Once brought to the surface, the physical specimen is almost entirely surrendered to the geneticists. With the morphology already preserved perfectly on hard drives, the scientists no longer need to rely on toxic vats of formaldehyde to save the shape. The animal can be rapidly frozen in liquid nitrogen to preserve not just its DNA, but its delicate RNA and epigenetic markers, giving researchers a complete map of its evolutionary history.

The Archive of the Future

If you walk through the basement of a major natural history museum today, you will still see the endless rows of jars filled with formalin. They remain a vital historical archive, a chemical snapshot of the oceans from an era before genetic sequencing and robotic submarines.

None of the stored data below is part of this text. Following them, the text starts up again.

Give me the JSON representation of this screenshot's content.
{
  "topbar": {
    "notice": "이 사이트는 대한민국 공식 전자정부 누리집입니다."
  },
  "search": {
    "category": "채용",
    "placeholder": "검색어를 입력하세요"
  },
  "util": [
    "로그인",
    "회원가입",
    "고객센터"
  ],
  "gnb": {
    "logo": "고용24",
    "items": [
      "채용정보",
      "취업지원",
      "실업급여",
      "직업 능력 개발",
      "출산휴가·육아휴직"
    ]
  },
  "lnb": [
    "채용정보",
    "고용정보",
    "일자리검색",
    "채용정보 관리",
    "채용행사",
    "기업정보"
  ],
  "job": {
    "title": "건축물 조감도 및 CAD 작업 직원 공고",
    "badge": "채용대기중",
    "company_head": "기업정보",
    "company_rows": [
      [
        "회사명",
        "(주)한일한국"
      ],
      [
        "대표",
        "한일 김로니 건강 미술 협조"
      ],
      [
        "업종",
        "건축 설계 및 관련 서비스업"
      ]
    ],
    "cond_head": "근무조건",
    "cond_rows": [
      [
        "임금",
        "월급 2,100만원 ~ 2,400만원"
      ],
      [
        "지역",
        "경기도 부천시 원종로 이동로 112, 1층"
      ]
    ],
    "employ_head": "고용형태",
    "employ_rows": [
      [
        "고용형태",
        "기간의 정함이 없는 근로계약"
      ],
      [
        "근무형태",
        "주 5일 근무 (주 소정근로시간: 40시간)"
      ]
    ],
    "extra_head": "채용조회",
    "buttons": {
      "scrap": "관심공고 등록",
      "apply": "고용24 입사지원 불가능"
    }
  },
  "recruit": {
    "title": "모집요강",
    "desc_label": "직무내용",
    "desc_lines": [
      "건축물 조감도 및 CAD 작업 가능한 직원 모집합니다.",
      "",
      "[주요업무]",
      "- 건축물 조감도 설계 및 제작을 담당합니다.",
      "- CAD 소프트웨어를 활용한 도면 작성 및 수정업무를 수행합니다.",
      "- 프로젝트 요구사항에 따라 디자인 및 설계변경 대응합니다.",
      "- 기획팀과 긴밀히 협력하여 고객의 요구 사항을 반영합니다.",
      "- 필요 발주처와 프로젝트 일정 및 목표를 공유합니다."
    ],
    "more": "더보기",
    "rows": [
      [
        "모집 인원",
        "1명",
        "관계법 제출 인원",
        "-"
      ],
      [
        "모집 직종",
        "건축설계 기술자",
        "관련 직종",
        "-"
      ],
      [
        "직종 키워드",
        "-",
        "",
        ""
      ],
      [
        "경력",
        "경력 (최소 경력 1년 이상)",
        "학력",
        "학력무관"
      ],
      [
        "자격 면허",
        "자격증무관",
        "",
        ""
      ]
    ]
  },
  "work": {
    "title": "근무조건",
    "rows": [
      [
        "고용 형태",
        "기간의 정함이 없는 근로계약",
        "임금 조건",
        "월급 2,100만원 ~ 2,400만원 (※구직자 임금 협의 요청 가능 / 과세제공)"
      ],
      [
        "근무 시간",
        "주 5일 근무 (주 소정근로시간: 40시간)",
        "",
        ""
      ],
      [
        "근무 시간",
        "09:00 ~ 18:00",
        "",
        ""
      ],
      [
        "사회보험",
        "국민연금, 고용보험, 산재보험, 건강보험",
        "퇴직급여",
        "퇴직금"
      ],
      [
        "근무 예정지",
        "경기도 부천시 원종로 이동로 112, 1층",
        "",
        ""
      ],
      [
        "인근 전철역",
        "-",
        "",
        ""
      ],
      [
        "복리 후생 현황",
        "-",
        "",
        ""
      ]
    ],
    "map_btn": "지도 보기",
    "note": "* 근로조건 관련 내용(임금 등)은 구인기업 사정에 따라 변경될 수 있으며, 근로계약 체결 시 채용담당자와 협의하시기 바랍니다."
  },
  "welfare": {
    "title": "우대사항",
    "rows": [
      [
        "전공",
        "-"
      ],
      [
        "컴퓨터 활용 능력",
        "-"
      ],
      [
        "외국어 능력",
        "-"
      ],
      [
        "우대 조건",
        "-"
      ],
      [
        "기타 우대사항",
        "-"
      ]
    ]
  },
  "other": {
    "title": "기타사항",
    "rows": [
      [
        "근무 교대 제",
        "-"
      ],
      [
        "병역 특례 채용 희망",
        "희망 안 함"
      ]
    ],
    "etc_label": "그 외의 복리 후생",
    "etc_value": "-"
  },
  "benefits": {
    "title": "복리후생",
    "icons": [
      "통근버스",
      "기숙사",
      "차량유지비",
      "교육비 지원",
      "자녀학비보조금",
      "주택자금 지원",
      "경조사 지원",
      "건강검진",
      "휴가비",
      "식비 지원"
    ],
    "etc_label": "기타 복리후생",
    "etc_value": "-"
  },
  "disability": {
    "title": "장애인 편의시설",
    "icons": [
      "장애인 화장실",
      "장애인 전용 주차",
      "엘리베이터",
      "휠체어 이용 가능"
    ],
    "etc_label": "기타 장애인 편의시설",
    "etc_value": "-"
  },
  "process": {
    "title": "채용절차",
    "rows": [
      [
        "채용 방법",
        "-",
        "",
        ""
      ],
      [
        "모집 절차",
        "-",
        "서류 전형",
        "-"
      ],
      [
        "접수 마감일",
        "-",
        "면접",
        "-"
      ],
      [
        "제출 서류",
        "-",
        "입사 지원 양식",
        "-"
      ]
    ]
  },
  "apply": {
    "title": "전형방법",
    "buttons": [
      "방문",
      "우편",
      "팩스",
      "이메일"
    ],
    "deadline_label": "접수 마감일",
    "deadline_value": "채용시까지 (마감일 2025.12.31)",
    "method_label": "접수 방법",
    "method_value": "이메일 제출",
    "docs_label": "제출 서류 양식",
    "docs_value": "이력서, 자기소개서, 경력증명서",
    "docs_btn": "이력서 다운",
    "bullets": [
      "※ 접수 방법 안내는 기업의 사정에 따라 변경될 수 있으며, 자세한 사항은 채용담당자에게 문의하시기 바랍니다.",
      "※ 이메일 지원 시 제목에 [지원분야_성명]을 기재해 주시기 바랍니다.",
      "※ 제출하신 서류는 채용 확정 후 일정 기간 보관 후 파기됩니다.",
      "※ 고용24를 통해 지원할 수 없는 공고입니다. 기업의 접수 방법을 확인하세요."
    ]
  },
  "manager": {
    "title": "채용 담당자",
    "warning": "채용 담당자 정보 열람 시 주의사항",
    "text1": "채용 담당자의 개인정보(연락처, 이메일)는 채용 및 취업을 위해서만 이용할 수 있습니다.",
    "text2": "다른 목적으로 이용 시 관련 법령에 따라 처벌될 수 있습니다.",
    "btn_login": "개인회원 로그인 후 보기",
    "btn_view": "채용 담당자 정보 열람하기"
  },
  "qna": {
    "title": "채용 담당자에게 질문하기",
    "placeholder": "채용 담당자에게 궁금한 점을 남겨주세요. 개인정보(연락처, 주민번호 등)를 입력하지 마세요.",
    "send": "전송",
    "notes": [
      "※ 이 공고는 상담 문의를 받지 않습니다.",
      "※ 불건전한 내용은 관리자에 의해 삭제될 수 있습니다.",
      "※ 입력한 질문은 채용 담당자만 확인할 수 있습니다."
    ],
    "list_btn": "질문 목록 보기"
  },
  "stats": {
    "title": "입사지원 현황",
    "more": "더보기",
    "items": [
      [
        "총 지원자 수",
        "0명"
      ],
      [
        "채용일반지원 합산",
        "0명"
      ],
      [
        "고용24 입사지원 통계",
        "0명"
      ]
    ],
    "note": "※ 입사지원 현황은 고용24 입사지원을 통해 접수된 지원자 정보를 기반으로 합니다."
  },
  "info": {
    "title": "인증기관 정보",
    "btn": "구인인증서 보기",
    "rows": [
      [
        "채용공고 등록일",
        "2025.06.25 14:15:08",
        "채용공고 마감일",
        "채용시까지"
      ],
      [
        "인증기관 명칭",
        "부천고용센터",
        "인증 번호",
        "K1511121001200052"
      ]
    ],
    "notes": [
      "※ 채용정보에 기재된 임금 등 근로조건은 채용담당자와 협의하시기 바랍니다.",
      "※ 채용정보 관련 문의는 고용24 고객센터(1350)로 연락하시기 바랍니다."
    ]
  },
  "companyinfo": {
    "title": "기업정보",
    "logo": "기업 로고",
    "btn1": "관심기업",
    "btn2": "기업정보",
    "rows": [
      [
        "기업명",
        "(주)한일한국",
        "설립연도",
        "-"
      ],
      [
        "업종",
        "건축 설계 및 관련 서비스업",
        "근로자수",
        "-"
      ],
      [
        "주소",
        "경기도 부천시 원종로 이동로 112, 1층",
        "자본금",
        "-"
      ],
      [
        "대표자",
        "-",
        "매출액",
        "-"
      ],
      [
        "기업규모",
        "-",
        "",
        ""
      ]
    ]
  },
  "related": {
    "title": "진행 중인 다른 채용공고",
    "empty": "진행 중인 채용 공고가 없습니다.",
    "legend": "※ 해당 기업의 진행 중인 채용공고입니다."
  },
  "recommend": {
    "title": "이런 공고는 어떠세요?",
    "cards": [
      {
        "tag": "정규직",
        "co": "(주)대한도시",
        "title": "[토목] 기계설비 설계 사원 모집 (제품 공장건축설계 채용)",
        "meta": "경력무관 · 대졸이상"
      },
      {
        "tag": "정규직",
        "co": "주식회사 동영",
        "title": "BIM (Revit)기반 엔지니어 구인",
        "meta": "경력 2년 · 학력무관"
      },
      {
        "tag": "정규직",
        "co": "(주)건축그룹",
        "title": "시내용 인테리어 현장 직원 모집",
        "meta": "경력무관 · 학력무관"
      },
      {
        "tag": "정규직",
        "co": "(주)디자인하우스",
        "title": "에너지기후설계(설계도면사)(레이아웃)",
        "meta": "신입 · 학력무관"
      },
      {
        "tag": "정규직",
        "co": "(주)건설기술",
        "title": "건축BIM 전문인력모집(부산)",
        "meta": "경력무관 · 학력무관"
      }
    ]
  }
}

There is even a quiet revolution happening within these old collections. Advancements in bioinformatics and specialized genomic protocols are finally allowing researchers to bypass the devastating cross-linking caused by formaldehyde. By using modified Micrococcal nuclease assays and advanced whole-genome sequencing techniques, geneticists are beginning to crack open the shattered DNA inside these historical specimens. They are figuring out how to read the shredded book.

But for newly discovered species, the era of the chemical straightjacket is over. The toxic, eye-watering smell of formaldehyde is slowly disappearing from the wet labs of oceanographic research vessels.

The realization that we cannot force the deep ocean into a glass jar has fundamentally elevated the science of marine biology. By accepting the ephemeral nature of these gelatinous creatures, scientists have learned to meet them on their own terms.

Today, a "preserved" deep-sea jellyfish is no longer a cloudy, brittle lump sinking to the bottom of a toxic bath. It is a dual entity. It exists as a flawlessly clean string of digital code—A, T, C, and G—stored on a genomic server, detailing its lineage back millions of years. And it exists as a brilliant, high-definition video file, showing the creature pulsing silently through the crushing blackness of the abyss, perfectly intact, alive, and glowing in the dark.